25. The method of claim 23 or the nucleic acid vaccine for use of claim 24, wherein the cancer is a solid tumor, basal cell carcinomas, bladder cancer, brain cancer, cholangiocarcinoma, breast cancer, cervical cancer, colorectal cancer, esophageal cancer, female reproductive system-associated carcinomas, endometrial carcinomas, uterine serous carcinomas, gastric cancer, glioblastoma, glioma, head and neck cancer, head and neck squamous cell carcinoma (HNSCC), hepatocellular cancer (HCC), kidney cancer, leukemia, acute myeloid leukemia (AML), lymphoma, diffuse large B cell lymphoma (DLBCL), lung cancer, non-small cell lung cancer (NSCLC), melanoma, advanced melanoma, uveal melanoma, metastatic melanoma, cutaneous melanoma, multiple myeloma, mesothelioma, nervous system- associated tumors, neuroblastoma, ovarian cancer, ovarian clear cell carcinomas, pancreatic cancer, pancreatic adenocarcinoma, prostate cancer, renal cell carcinoma, sarcoma, synovial sarcoma, soft tissue sarcoma, osteosarcoma, liposarcoma, or thymic carcinomas.
26. The method of claim 23 or the nucleic acid vaccine for use of claim 24, wherein the nucleic acid vaccine is administered six times over a nine-week period in the subject.
27. The method of any one of claims 23, 25 and 26 or the nucleic acid vaccine for use of any one of claims 24, 25 and 26, wherein the cancer is:i) a solid tumor;ii) a head and neck cancer; orii) a glioblastoma, wherein the glioblastoma is optionally a GBM with leptomeningeal spread.

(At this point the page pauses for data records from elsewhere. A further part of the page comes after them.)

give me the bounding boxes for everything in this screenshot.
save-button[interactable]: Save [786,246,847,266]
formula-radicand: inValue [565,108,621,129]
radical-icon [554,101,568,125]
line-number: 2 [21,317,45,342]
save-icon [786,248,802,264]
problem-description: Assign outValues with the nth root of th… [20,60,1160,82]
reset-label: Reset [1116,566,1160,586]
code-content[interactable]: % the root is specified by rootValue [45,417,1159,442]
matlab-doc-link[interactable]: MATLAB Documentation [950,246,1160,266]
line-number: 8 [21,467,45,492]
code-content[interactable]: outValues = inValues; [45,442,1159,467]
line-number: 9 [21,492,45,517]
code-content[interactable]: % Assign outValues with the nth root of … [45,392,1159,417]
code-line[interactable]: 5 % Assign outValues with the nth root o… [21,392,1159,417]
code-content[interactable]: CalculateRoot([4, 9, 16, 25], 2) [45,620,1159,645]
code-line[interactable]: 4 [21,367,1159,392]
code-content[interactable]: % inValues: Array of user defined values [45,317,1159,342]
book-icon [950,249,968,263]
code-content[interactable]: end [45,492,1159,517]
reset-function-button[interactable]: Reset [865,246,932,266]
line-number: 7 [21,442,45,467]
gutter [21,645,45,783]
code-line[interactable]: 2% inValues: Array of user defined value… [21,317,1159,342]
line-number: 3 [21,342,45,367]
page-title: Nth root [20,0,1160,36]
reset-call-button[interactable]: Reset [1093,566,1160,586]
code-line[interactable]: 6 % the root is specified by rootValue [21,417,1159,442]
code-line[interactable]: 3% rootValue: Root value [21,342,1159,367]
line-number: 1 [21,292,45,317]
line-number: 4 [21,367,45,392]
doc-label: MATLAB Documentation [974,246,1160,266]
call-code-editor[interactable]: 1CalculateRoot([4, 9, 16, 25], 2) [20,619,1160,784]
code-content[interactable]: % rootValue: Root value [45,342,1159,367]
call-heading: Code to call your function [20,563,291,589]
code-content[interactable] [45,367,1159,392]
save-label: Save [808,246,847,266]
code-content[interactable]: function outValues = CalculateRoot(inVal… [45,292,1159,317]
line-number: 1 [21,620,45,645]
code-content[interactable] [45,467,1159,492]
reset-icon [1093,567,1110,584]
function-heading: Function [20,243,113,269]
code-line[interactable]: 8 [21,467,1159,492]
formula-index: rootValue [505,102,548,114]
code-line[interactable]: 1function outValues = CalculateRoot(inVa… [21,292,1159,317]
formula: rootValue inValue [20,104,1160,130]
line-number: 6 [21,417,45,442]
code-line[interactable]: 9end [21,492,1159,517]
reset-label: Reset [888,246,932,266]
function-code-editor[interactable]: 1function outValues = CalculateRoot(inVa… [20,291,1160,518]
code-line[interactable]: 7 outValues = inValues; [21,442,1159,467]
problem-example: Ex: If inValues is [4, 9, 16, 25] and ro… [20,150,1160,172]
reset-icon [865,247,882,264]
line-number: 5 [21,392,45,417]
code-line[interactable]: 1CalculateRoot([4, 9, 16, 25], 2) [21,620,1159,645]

28. The method of claim 23 or the nucleic acid vaccine for use of claim 24, wherein the treatment of the cancer comprises:i) a reduction in tumor volume;ii) a reduction in tumor burden; and / oriii) an alteration of the phenotype of the tumor environment.
29. The method of claim 23 or the nucleic acid vaccine for use of claim 24, wherein the administration or the use of the nucleic acid vaccine results in increased CD8 T cell response as compared to a control.